= Illegal drug trade in Israel =

Trade of illicit substances in Israel
The illegal drug trade in Israel encompasses all the trafficking of illicit substances within the country of Israel. While many drugs are sold and dealt in Israel, Israel is not a major hub for drug traffickers, nor is it a major hotspot for the purchase, transportation, or sale of drugs by consumers. Although Israel as a country does not experience overall high levels of drug trafficking, volume has increased in recent years and 2022 saw a record high number of drug flow through the country.

== International trafficking ==
Drug smugglers commonly attempt to transport illegal substances through Israel's southern border with Egypt between the Sinai and Negev Desert.

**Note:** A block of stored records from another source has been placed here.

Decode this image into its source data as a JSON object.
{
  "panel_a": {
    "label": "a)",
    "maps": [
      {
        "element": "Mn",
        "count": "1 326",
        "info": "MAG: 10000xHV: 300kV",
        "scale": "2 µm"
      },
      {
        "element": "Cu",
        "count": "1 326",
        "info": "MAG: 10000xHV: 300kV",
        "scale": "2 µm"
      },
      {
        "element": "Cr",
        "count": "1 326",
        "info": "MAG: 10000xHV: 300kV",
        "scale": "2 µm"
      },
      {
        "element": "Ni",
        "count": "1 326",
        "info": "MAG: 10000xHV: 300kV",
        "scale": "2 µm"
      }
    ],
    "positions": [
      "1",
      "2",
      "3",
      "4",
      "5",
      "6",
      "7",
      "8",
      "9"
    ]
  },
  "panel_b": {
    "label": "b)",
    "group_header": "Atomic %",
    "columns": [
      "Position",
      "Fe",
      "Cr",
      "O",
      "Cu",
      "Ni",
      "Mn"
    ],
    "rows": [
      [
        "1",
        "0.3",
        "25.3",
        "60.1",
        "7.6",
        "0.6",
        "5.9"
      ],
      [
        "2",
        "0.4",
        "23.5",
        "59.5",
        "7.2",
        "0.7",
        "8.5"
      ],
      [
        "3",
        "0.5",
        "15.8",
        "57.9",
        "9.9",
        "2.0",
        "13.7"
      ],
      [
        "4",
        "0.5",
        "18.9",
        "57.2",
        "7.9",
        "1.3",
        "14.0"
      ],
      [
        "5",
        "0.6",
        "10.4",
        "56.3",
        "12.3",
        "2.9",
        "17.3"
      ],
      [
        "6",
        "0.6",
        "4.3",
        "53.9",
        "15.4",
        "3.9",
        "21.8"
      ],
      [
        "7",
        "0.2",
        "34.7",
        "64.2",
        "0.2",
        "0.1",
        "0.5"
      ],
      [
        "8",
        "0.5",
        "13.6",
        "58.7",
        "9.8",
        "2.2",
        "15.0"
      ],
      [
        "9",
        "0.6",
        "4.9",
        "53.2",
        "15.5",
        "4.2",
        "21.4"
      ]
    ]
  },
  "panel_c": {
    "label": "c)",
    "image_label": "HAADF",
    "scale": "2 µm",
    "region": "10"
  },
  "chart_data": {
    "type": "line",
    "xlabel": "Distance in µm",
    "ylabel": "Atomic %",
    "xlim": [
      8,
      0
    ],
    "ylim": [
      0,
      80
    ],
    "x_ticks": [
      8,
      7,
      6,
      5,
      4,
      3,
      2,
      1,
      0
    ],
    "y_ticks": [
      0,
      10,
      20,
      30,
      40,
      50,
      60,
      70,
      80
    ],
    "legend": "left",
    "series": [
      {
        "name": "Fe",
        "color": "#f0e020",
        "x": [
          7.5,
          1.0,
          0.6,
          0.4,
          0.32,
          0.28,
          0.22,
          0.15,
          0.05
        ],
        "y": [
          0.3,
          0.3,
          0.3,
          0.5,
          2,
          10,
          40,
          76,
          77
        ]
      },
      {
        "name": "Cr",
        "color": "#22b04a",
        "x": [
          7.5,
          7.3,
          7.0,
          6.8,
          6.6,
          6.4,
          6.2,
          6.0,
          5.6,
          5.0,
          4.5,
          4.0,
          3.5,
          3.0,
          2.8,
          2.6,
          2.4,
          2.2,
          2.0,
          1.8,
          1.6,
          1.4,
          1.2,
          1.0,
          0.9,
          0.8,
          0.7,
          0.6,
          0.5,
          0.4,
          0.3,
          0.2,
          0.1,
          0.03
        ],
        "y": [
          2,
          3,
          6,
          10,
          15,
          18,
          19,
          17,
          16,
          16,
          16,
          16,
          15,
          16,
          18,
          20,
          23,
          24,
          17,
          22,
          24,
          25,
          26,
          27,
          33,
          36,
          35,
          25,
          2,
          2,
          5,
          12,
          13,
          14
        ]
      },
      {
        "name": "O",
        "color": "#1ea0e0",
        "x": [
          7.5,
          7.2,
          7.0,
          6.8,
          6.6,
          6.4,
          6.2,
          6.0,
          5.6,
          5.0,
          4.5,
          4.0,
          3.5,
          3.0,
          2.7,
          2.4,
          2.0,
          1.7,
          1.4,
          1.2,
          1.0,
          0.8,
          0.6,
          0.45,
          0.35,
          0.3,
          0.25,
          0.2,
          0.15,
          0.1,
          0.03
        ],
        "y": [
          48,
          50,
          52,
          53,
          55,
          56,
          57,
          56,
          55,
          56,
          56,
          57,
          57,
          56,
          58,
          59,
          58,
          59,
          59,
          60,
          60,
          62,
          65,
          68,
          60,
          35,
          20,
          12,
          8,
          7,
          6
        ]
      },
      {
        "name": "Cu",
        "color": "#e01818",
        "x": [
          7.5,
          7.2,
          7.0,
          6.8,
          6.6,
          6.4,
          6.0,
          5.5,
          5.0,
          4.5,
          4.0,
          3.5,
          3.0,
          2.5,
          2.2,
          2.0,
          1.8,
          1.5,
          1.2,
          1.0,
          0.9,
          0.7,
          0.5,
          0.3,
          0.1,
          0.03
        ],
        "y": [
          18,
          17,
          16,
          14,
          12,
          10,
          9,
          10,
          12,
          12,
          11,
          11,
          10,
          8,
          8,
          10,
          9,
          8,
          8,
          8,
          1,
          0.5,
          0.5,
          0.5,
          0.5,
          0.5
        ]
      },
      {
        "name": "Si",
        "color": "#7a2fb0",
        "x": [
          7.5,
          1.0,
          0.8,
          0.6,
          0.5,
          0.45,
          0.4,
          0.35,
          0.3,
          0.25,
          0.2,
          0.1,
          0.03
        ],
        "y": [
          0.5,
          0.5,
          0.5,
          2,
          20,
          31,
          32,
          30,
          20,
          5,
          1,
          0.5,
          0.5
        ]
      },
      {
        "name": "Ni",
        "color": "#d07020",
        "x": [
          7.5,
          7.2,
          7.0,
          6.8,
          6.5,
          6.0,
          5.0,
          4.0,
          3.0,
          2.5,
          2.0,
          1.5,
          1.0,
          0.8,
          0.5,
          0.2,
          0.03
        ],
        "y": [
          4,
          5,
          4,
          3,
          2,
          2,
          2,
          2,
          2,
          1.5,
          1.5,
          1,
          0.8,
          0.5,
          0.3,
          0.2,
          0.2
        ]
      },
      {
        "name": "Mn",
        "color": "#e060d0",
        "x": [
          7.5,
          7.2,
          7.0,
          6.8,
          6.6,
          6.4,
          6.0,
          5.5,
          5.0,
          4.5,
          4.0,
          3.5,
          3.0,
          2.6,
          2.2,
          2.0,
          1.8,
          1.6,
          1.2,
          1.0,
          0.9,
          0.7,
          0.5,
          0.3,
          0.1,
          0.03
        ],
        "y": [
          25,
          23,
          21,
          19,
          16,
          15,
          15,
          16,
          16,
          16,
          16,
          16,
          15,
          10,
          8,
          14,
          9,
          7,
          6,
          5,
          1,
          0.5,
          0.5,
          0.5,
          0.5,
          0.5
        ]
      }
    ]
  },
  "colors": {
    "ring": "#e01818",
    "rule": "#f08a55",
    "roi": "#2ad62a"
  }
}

Hundreds of attempted border crossings occur each year, and Israel has placed a significant police and military presence at the border to combat a growing number of trafficking attempts. 2022 saw a record low $85 million of drugs smuggled into Israel.

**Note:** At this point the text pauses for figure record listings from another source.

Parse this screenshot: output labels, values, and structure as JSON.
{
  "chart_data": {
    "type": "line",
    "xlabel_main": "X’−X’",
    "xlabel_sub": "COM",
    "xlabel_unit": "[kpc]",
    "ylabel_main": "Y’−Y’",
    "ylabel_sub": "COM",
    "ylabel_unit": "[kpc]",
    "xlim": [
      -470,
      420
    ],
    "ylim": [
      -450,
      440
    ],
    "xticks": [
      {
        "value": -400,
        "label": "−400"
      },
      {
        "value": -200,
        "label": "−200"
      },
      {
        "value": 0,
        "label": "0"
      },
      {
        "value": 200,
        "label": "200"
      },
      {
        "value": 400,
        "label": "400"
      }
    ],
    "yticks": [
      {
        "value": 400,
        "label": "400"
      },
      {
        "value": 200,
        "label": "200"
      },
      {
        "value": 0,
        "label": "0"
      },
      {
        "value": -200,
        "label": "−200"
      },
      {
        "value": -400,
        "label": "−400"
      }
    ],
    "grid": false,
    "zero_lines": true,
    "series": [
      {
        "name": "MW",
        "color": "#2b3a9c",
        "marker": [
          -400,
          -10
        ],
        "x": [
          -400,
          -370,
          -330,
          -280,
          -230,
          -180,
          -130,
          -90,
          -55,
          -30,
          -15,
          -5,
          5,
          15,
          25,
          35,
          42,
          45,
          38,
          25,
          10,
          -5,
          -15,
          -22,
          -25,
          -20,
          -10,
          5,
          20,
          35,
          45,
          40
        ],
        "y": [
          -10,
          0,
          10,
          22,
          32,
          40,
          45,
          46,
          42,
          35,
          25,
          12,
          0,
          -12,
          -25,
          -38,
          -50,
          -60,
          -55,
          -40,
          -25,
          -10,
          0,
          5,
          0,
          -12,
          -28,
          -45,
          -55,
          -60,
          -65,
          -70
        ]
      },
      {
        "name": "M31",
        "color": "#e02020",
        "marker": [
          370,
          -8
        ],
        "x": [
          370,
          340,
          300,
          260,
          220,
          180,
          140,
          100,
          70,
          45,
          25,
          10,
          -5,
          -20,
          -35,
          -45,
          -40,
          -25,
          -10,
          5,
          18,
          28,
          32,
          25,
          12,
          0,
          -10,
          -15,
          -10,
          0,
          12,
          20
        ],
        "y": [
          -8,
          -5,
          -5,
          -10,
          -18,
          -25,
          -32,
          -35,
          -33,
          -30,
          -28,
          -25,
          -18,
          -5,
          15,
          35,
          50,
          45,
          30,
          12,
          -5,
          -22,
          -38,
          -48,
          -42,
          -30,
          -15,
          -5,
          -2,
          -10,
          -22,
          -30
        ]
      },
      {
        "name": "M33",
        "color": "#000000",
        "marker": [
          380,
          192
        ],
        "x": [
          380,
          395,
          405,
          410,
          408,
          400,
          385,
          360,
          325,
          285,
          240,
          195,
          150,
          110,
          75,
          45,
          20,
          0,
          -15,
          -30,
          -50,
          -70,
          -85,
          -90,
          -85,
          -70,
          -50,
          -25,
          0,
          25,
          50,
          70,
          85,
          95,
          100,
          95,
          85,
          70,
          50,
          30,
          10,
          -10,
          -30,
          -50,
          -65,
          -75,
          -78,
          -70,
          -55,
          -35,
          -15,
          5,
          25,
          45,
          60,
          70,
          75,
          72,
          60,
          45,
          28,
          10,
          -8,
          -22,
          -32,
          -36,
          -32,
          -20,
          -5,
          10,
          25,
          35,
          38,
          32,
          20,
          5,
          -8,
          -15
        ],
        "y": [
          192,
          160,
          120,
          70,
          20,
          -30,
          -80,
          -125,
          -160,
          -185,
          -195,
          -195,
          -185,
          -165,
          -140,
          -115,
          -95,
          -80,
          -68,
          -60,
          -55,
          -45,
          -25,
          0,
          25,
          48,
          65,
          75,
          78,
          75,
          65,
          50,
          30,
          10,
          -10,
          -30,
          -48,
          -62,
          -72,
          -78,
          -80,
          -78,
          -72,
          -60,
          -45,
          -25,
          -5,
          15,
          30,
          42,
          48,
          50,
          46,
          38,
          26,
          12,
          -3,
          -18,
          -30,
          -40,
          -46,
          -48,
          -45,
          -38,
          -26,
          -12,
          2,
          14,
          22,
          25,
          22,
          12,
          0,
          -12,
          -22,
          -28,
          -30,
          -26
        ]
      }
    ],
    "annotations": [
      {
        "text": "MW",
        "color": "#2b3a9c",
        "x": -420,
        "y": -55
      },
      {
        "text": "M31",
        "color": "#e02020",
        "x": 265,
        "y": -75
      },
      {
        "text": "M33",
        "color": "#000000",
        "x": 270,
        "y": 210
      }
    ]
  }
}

The Jordanian border has become a popular location for attempted smuggling of cocaine and hashish since the end of the Second Lebanon War in 2006.

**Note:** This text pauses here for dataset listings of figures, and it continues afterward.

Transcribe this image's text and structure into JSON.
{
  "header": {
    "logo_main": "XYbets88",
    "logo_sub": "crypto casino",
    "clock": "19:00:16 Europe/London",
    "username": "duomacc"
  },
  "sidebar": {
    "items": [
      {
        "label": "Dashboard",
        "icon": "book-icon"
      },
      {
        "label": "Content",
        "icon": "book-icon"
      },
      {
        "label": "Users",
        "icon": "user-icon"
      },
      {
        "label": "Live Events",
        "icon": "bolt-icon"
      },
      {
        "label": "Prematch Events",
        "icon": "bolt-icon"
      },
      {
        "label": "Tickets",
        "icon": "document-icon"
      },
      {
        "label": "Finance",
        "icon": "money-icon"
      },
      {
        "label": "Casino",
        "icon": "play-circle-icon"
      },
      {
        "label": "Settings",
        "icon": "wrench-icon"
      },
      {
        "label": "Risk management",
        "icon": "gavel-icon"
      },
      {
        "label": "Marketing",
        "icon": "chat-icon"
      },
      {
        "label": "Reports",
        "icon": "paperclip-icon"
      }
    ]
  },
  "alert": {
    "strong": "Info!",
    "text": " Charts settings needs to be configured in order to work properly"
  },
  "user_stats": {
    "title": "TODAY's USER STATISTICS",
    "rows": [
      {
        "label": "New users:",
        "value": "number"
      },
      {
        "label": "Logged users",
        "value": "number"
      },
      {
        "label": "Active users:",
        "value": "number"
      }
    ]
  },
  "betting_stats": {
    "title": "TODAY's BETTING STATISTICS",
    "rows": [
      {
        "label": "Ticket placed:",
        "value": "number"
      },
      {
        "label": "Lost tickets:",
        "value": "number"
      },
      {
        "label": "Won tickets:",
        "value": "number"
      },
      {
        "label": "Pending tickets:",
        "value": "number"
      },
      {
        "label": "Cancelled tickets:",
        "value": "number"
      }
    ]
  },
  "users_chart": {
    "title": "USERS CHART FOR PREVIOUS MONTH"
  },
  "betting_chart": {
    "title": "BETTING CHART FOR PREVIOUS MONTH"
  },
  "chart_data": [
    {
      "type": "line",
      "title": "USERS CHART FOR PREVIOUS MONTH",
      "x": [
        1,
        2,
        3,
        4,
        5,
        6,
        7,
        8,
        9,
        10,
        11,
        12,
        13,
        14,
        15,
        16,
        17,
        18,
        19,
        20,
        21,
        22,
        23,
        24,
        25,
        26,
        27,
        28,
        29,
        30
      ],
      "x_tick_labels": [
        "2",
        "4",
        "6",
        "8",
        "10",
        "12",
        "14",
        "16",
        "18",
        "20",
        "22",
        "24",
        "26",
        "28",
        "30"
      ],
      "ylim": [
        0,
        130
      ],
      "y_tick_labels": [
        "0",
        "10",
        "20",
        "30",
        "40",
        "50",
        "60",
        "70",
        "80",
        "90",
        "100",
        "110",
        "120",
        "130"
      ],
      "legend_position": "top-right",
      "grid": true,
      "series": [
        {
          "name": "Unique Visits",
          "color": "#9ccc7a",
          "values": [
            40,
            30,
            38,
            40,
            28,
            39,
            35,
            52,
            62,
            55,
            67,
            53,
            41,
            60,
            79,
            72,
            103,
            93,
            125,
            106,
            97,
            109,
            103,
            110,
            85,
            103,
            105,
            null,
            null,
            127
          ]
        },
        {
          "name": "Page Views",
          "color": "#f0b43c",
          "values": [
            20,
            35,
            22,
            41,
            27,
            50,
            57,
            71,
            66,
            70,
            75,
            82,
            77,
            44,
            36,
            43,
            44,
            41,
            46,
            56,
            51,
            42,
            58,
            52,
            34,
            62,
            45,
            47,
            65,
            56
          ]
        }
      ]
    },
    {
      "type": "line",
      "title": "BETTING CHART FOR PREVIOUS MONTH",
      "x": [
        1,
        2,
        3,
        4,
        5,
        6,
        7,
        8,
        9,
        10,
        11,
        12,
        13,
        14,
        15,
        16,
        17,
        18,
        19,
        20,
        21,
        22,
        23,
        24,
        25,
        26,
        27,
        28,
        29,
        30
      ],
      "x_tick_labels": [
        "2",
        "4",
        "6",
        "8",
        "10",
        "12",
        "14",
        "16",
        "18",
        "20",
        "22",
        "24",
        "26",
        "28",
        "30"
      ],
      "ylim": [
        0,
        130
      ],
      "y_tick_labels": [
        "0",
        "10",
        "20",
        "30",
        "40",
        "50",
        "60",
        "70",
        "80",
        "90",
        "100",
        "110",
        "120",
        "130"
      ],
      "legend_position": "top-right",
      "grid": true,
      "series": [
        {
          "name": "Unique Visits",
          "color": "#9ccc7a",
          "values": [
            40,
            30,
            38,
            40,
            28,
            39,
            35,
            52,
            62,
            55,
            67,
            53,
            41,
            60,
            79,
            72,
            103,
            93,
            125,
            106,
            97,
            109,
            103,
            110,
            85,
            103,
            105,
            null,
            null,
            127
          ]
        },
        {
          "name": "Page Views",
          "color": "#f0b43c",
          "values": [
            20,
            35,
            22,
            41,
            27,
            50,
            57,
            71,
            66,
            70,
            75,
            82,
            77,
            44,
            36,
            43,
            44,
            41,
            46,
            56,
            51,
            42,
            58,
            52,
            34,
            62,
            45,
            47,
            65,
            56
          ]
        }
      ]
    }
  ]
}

Similar to many other developed countries, Fentanyl smuggling is becoming a larger problem in Israel as citizens become addicted to prescription painkillers. A 2020 study asserted that Israel had the largest Fentanyl abuse rate per capita out of any country in the world.

== Legislation ==
Israel does not currently promote the use or sale of any illegal drugs, and cannabis is not legal for recreational use but this is being reviewed. The Israeli government, through the Israel Anti-Drug Authority, has developed and supported a number of programs domestically to prevent and combat drug trade and use, including amongst youth.